Penelitian lain dari laboratorium Dr. Langeslag melihat pada ketidakmampuan kekasih — untuk tidak dapat berpikir tentang apa pun selain dari pasangan mereka. Dalam serangkaian studi kecil pada orang-orang yang sedang dilanda cinta baru, Dr. Langeslag menemukan bahwa partisipan melaporkan memikirkan objek keinginan mereka sekitar 65 persen dari jam terjaga mereka dan mengatakan bahwa mereka kesulitan berkonsentrasi pada topik yang tidak terkait. Namun, ketika orang diberikan informasi terkait kekasih mereka, mereka menunjukkan peningkatan perhatian dan memiliki ingatan yang ditingkatkan.

Ada juga beberapa bukti bahwa cinta dapat membuat orang menjadi tidak sadar akan kekurangan pasangan baru — fenomena “cinta buta.” Lucy Brown, seorang profesor ilmu saraf di Albert Einstein College of Medicine, menemukan bahwa ketika beberapa partisipan studi diperlihatkan gambar kekasih mereka di awal hubungan, mereka memiliki aktivitas yang lebih rendah di bagian korteks prefrontal yang penting bagi pengambilan keputusan dan penilaian orang lain.
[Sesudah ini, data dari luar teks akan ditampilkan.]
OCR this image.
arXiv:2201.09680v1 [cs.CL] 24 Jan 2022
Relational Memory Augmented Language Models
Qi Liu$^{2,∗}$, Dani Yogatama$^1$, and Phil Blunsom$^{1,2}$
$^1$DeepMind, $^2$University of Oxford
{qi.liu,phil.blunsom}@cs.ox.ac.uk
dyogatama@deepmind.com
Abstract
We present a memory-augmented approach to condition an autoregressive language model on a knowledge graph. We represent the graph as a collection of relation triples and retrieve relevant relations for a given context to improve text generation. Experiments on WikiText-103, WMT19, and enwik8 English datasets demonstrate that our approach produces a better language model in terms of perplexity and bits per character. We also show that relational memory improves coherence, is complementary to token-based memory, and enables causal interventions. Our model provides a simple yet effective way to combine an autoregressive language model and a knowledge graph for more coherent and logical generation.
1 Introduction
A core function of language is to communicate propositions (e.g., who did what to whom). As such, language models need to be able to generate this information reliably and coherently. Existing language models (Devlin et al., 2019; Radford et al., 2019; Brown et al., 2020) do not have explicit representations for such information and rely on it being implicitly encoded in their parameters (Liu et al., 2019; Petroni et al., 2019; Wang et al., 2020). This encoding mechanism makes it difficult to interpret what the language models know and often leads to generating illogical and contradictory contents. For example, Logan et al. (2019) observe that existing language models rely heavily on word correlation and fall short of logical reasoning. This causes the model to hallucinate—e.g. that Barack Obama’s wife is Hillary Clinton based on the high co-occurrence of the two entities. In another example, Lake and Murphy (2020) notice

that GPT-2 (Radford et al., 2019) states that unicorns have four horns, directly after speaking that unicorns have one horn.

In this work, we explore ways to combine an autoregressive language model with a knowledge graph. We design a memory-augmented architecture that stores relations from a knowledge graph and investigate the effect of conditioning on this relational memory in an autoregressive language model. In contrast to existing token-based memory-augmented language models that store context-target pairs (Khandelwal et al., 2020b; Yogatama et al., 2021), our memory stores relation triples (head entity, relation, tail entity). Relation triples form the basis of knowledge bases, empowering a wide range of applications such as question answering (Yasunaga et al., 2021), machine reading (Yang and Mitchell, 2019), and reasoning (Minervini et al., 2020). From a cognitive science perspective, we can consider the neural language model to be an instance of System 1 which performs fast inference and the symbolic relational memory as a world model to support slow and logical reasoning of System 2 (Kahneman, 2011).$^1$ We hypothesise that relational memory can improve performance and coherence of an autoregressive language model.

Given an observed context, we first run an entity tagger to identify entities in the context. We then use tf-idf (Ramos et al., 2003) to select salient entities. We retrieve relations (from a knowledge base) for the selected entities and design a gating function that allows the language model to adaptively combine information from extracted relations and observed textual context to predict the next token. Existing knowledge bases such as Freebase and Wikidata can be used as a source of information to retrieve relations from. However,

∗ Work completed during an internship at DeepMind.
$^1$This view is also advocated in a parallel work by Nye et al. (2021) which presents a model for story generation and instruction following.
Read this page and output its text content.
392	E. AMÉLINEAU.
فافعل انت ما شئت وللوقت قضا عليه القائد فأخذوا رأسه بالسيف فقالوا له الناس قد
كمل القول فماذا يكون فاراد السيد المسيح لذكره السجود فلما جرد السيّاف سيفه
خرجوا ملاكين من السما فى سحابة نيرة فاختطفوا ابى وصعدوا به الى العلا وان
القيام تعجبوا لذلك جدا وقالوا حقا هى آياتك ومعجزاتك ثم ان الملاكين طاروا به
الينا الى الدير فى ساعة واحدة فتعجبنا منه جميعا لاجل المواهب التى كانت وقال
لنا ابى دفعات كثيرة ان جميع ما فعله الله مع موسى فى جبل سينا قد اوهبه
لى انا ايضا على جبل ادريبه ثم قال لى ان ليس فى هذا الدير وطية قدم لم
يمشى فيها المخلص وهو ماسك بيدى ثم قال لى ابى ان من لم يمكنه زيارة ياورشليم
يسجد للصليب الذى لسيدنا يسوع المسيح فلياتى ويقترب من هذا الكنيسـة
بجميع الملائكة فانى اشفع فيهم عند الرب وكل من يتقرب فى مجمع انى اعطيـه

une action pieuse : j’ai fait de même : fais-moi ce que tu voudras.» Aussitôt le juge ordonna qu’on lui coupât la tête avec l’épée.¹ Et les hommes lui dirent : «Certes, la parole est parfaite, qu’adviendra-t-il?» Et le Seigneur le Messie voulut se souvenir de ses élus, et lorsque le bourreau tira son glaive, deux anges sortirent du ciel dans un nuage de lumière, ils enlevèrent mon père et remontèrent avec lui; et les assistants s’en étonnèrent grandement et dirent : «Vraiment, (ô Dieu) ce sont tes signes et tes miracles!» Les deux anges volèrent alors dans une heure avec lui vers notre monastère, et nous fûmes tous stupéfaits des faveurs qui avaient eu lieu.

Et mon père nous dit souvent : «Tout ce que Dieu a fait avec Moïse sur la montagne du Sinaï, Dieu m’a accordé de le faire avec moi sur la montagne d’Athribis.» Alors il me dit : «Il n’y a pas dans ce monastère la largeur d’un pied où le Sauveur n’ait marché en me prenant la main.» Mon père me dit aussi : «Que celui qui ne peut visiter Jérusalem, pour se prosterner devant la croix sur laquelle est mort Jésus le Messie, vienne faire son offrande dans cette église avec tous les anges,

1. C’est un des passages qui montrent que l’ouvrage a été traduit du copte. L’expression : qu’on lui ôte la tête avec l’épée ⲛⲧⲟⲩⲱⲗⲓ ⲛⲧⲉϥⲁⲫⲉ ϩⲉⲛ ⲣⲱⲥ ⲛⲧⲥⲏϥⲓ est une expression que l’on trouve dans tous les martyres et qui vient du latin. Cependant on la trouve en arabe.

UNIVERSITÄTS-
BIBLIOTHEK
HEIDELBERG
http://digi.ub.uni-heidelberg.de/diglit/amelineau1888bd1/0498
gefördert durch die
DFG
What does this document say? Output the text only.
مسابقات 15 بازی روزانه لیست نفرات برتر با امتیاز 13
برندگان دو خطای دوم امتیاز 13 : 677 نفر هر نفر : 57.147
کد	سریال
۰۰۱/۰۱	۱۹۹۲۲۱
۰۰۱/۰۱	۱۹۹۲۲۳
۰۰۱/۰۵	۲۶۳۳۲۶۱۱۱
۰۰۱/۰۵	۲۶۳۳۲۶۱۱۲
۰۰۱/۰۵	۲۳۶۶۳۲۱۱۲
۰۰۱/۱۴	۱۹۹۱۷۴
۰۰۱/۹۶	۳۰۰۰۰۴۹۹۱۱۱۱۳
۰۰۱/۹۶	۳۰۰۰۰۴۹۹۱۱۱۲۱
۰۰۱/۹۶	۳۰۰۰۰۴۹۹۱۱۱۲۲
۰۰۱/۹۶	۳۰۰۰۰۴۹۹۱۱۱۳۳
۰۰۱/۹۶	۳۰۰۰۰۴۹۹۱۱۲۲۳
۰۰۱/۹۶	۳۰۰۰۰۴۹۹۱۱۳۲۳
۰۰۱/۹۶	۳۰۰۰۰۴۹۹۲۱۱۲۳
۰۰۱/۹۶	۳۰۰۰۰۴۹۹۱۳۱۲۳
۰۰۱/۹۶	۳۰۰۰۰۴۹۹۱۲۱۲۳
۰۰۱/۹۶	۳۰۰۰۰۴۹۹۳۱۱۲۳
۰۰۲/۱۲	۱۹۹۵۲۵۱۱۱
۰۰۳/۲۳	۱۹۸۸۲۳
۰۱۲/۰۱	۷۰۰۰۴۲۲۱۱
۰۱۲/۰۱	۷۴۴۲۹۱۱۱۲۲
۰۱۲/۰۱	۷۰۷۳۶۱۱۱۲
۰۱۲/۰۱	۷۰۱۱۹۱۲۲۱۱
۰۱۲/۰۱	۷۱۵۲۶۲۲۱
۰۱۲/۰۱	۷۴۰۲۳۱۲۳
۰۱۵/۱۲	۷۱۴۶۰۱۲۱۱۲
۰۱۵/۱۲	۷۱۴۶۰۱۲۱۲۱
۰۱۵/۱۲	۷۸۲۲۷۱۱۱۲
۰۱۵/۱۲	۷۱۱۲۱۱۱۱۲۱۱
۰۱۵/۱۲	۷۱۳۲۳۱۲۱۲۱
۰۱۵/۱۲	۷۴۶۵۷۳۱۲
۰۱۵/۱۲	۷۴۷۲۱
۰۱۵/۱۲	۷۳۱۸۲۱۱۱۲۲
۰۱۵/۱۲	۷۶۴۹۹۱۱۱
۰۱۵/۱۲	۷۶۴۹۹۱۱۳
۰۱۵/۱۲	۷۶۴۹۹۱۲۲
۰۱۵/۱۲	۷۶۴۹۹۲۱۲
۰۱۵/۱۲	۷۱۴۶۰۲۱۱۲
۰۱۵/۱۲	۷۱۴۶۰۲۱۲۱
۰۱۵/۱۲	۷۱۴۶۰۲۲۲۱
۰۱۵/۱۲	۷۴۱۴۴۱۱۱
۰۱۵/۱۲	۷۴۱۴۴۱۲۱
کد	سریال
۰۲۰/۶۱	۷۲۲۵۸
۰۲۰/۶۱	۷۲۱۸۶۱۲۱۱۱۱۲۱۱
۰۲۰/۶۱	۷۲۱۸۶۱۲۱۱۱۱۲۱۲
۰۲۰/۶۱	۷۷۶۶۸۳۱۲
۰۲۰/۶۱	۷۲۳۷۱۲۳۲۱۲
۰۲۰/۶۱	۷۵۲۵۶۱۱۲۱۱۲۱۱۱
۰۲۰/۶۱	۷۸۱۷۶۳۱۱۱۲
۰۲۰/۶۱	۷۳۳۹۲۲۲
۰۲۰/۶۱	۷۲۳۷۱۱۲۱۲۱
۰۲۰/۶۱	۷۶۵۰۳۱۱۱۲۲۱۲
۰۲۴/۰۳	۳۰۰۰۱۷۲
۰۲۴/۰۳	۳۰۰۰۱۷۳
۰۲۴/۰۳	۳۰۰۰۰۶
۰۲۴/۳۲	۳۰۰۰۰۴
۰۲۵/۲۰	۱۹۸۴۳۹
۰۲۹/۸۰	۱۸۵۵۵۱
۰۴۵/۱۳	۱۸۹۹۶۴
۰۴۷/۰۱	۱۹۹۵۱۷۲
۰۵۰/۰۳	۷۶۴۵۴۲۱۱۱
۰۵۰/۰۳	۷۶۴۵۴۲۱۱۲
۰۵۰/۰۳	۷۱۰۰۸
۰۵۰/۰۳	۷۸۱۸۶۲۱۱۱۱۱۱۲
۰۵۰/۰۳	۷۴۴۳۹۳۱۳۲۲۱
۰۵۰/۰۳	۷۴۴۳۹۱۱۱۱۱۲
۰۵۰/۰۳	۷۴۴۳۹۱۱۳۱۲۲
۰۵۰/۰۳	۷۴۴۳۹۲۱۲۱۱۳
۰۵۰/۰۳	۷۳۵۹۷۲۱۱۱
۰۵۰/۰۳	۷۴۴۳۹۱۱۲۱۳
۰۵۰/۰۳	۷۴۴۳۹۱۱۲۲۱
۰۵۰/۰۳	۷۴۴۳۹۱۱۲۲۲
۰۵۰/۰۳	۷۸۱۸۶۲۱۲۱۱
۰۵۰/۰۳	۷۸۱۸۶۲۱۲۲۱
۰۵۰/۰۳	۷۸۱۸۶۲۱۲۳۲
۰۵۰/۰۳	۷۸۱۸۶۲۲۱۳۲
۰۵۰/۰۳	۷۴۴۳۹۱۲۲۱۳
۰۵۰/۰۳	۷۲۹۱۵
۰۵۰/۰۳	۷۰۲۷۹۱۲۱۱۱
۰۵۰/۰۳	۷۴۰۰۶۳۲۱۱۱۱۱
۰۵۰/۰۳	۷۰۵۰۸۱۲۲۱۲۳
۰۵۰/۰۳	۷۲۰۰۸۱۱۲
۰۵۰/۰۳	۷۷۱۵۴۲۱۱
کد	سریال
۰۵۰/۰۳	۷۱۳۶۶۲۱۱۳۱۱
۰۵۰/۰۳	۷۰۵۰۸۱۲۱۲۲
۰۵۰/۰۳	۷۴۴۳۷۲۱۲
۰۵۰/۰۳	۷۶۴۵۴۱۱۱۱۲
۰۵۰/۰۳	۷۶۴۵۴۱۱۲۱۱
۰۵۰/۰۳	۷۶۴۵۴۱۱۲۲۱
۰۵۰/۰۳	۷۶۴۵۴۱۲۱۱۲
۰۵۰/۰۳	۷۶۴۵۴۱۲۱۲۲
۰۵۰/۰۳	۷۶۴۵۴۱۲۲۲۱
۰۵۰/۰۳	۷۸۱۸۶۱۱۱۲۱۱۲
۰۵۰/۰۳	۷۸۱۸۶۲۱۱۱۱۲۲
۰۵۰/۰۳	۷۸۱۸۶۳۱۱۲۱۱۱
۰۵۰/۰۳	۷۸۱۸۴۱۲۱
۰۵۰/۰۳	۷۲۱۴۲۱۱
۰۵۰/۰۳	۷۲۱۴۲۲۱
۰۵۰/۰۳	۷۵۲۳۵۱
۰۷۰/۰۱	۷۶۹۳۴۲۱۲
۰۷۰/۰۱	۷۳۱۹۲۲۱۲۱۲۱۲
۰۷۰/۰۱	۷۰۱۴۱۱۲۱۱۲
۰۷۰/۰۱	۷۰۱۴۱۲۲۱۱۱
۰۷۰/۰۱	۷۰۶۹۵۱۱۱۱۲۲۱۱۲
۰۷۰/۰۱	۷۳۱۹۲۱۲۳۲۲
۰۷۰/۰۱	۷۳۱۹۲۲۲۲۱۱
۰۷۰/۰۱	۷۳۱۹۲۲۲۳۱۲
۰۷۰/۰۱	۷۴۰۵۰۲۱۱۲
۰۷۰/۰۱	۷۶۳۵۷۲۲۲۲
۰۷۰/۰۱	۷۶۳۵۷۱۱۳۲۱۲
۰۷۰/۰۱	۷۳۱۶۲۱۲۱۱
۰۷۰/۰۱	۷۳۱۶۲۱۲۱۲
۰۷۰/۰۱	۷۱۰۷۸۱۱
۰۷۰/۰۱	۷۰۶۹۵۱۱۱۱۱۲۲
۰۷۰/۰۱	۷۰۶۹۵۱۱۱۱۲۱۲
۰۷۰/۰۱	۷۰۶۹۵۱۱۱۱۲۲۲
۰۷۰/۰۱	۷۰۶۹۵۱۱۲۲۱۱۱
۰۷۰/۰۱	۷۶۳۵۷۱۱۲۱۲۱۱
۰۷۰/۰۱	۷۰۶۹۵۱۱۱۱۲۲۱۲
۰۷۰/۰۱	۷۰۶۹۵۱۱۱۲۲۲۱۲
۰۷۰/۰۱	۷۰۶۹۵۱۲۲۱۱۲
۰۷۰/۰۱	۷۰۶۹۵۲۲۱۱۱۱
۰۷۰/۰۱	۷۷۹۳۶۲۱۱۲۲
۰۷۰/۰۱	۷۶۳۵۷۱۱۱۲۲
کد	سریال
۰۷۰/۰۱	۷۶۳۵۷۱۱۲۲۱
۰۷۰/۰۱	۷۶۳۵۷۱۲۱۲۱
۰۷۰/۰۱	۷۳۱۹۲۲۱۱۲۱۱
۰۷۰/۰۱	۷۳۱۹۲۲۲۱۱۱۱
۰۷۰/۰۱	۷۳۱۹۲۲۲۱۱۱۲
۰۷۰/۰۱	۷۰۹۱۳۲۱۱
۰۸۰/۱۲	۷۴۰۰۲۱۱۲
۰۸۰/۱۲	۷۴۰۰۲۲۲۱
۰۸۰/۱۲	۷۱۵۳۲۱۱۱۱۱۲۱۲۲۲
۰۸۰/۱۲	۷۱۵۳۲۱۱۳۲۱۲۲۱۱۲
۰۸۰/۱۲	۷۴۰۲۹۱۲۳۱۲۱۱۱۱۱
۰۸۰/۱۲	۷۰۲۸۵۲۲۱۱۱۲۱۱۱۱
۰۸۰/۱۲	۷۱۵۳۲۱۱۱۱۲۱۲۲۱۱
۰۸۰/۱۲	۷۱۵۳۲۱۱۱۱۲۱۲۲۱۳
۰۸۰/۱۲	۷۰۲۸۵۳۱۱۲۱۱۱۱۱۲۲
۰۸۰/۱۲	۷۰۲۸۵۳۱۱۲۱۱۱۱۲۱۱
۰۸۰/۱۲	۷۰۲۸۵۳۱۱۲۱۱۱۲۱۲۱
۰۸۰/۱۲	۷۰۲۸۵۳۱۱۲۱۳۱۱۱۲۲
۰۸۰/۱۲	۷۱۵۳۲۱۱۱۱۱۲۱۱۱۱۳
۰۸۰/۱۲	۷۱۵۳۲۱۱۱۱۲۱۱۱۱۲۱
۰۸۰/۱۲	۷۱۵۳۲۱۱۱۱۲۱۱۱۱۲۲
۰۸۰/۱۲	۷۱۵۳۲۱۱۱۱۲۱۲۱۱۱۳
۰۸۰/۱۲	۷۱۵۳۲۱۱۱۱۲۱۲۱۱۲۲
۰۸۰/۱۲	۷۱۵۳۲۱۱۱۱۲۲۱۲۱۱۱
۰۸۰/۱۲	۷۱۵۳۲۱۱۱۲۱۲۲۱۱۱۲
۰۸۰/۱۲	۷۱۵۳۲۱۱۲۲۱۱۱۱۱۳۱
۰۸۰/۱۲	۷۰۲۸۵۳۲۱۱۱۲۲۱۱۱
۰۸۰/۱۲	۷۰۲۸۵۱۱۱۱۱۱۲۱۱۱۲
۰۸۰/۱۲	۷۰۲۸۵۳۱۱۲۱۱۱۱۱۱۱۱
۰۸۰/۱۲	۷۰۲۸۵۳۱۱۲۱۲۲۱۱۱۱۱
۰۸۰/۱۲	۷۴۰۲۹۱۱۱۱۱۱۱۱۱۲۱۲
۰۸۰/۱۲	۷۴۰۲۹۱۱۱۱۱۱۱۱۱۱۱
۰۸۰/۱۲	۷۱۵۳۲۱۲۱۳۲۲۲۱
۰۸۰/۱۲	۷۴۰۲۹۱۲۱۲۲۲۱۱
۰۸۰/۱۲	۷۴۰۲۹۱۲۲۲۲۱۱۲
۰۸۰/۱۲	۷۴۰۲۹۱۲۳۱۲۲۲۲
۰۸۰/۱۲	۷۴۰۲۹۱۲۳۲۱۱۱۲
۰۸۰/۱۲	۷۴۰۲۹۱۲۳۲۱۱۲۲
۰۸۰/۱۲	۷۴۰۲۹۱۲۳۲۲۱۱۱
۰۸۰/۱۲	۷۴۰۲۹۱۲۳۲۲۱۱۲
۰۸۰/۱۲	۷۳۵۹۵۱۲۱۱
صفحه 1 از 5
Temuan tersebut menunjukkan bahwa kita mungkin “mengesampingkan penilaian negatif terhadap orang yang sedang kita cintai,” katanya.

Jika cinta dapat mengubah motivasi dan perhatian kita, mungkin tidak mengherankan bahwa orang kadang-kadang melakukan ekstrem saat mereka berada dalam kepenghambaan cintanya. Namun, menyerah pada obsesi Anda terhadap kekasih Anda bukanlah perilaku “yang irasional,” setidaknya dari sudut pandang evolusioner, kata Dr. Langeslag.

Para ilmuwan percaya bahwa manusia berevolusi untuk memiliki respon-respon jenis ini — yang tampaknya konsisten di semua usia, gender, dan budaya — karena ikatan dan perkawinan penting untuk kelangsungan hidup spesies.

“Cinta romantis adalah suatu dorongan,” kata Dr. Fisher. “Itu adalah dorongan perkawinan dasar yang berevolusi jutaan tahun lalu untuk mengirimkan DNA Anda ke esok. Dan itu bisa melupakan hampir segalanya.”